For the curious, the name of this is a Porsche reference. My uncle has more or less exclusively repaired and restored Porsches for the last ~50 years, and I have spent a lot of time around them (passively - never got to drive any of the customer cars, ha!). Fuchs is the company that made wheels for Porsche for decades, hence the reference to brake dust. Lots of soot/ash/oil going on in this bottle, I would guess.
I have a real fondness for Auchroisk. The second-ever bottle I bought from the SMWS was a crazy red-wine finished Auchroisk that was just off the wall - off EVERY wall - in terms of big unbalanced funky flavor. I've still never had anything quite like it.
Auchroisk, as I've mentioned before, is one of Diageo's many "silent" distilleries that pumps out tons of stuff for the Johnnie Walker blends - specifically, there is supposed to be a lot of Auchroisk in Johnnie Walker Blue.
For those who are into the independent bottling scene, Auchroisk can be a real crapshoot - I'm not sure I could really name a "signature" flavor for the distillery, or set of flavors... but I will admit that I am nearly always tempted by their whisky because damned if they aren't always interesting. Lots of Big flavors abound, and sometimes they are REALLY surprising.
This bottle, also from the SMWS, caught my eye immediately because it had been finished in a PX cask that previously finished an old Laphroaig. The mind reels and boggles at what this might taste like with that provenance! Here are the official notes:
Salty coal came covered in butter and splashed with strawberry wine. The palate was equally heavenly: sooty, with a clear salinity and joined by kelp, wild berries and millionaire's shortbread. Water offered a luxurious baconnaise, spread on burnt toast, along with peanut butter and plum jam on the nose. The palate had now become a steak sandwich with sweet onion jam, washed down with smoked peach iced tea. Enjoy the nostril-flaring minty finish. After seven years in an ex-bourbon hogshead, we transferred this to a PX ex-Islay cask – previously used to mature 29.268 (Laphroaig 22 year) – for the remainder of its maturation.

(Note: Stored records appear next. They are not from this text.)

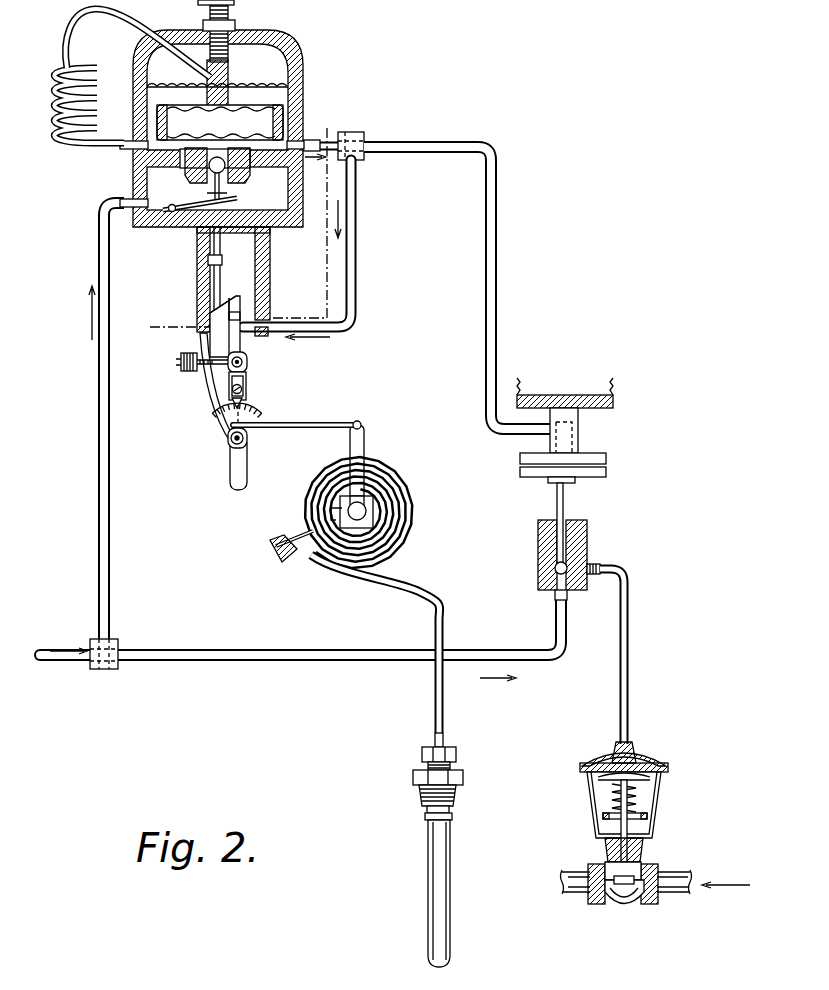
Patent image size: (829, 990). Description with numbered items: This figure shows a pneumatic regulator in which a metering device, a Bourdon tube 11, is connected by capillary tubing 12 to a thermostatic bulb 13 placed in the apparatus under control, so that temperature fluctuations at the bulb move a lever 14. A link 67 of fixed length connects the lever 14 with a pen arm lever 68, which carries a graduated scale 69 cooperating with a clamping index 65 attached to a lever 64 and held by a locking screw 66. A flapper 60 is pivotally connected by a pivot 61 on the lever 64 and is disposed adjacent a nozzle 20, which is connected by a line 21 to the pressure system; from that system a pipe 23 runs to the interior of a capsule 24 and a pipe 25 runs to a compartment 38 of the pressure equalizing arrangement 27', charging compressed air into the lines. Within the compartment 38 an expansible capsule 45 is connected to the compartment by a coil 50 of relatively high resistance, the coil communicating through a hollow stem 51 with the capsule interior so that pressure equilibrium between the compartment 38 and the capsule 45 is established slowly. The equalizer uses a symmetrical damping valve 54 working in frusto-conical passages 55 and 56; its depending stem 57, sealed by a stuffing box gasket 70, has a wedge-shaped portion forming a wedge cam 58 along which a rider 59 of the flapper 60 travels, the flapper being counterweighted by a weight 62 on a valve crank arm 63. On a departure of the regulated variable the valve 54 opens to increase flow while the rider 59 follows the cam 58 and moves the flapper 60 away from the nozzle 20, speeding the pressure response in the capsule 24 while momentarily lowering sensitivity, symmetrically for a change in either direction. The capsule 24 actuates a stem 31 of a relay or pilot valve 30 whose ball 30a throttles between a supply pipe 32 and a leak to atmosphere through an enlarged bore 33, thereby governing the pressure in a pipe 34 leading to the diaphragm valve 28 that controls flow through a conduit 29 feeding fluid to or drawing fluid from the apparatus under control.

The Bourdon tube 11 is at (413, 503).
The capillary tubing 12 is at (433, 612).
The thermostatic bulb 13 is at (428, 845).
The lever 14 is at (366, 432).
The nozzle 20 is at (228, 393).
The conduit 21 is at (358, 274).
The pipe 23 is at (422, 150).
The capsule 24 is at (604, 462).
The pipe 25 is at (322, 140).
The pressure equalizing arrangement 27' is at (273, 227).
The diaphragm valve 28 is at (662, 792).
The conduit 29 is at (670, 868).
The pilot valve 30 is at (588, 534).
The ball 30a is at (556, 592).
The stem 31 is at (556, 497).
The supply pipe 32 is at (303, 664).
The enlarged bore 33 is at (566, 525).
The pipe 34 is at (630, 604).
The compartment 38 is at (305, 88).
The expansible capsule 45 is at (290, 118).
The coil 50 is at (102, 68).
The hollow stem 51 is at (229, 74).
The symmetrical damping valve 54 is at (203, 180).
The frusto-conical passage 55 is at (232, 192).
The frusto-conical passage 56 is at (243, 165).
The stem 57 is at (222, 272).
The wedge cam 58 is at (224, 303).
The rider 59 is at (236, 300).
The flapper 60 is at (240, 314).
The pivot 61 is at (250, 362).
The weight 62 is at (178, 356).
The valve crank arm 63 is at (203, 368).
The lever 64 is at (248, 382).
The clamping index 65 is at (247, 402).
The locking screw 66 is at (250, 390).
The link 67 is at (306, 425).
The pen arm lever 68 is at (226, 422).
The graduated scale 69 is at (210, 407).
The stuffing box gasket 70 is at (197, 233).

Intriguing! Bottled at 59.4% ABV, let's see if I agree with those rather wacky notes:
Nose: Wow, is that lovely and funky in turns. Coal and salt are indeed here in big amounts. I get the strawberry wine in the official notes, but only lightly. I get more macerated berries, heavy farm funk (wet soil, hay, grass, wild herbs). Definite notes of bacon, almost like dried Bac-Os you put on a salad.
Mouthfeel: Light body with a soft entry - almost no alcohol prickle.
Palate: A really wild palate on this one - just all over the map. "Steak sandwich" is strangely accurate - you get beef, bread, maybe au jus, pepper. Eventually sweet onion relish and dill pickles (!).
Very strange set of flavors, although I like them. Wildly savory ... but at then at the back of the development you get strawberry ice cream or gelato. Black tea. Potato chips! It's the whole lunch experience.
This is FULL of character, which I always love. But it's definitely not for everyone...
Finish: Weirdly long finish here - or maybe not so weird, given the Laphroaig-cask finish - of smoked fish, berries, pepper, and that steak flavor.
Verdict: I have such a soft spot for Auchroisk precisely because of bottles like this - wild, weird, adventurous bottles filled with truly crazy off-kilter flavors and almost no balance to speak of.
But who needs balance when you can drink a steak sandwich? With a coal-and-berry garnish?? No one, that's who. This is a strange bottle because it's both easy and difficult to pick out the influence from the PX-cask Laphroaig finish - the berries are obviously PX-oriented, and the smoke/coal/fish notes... but what about the beef? The pickles?
It's a question I used to ask all the time of certain SMWS bottles: how crazy was this cask that they decided to apply such a decidedly aggressive finish? I would pay good money for just a wee dram of whatever this was at 7 years old.
If you are like me and love scotch because it brings things to the table that absolutely no other spirit can deliver, this bottle is for you. No other liquor could hope to serve up a layered steak sandwich luncheon in a single glass of spirit.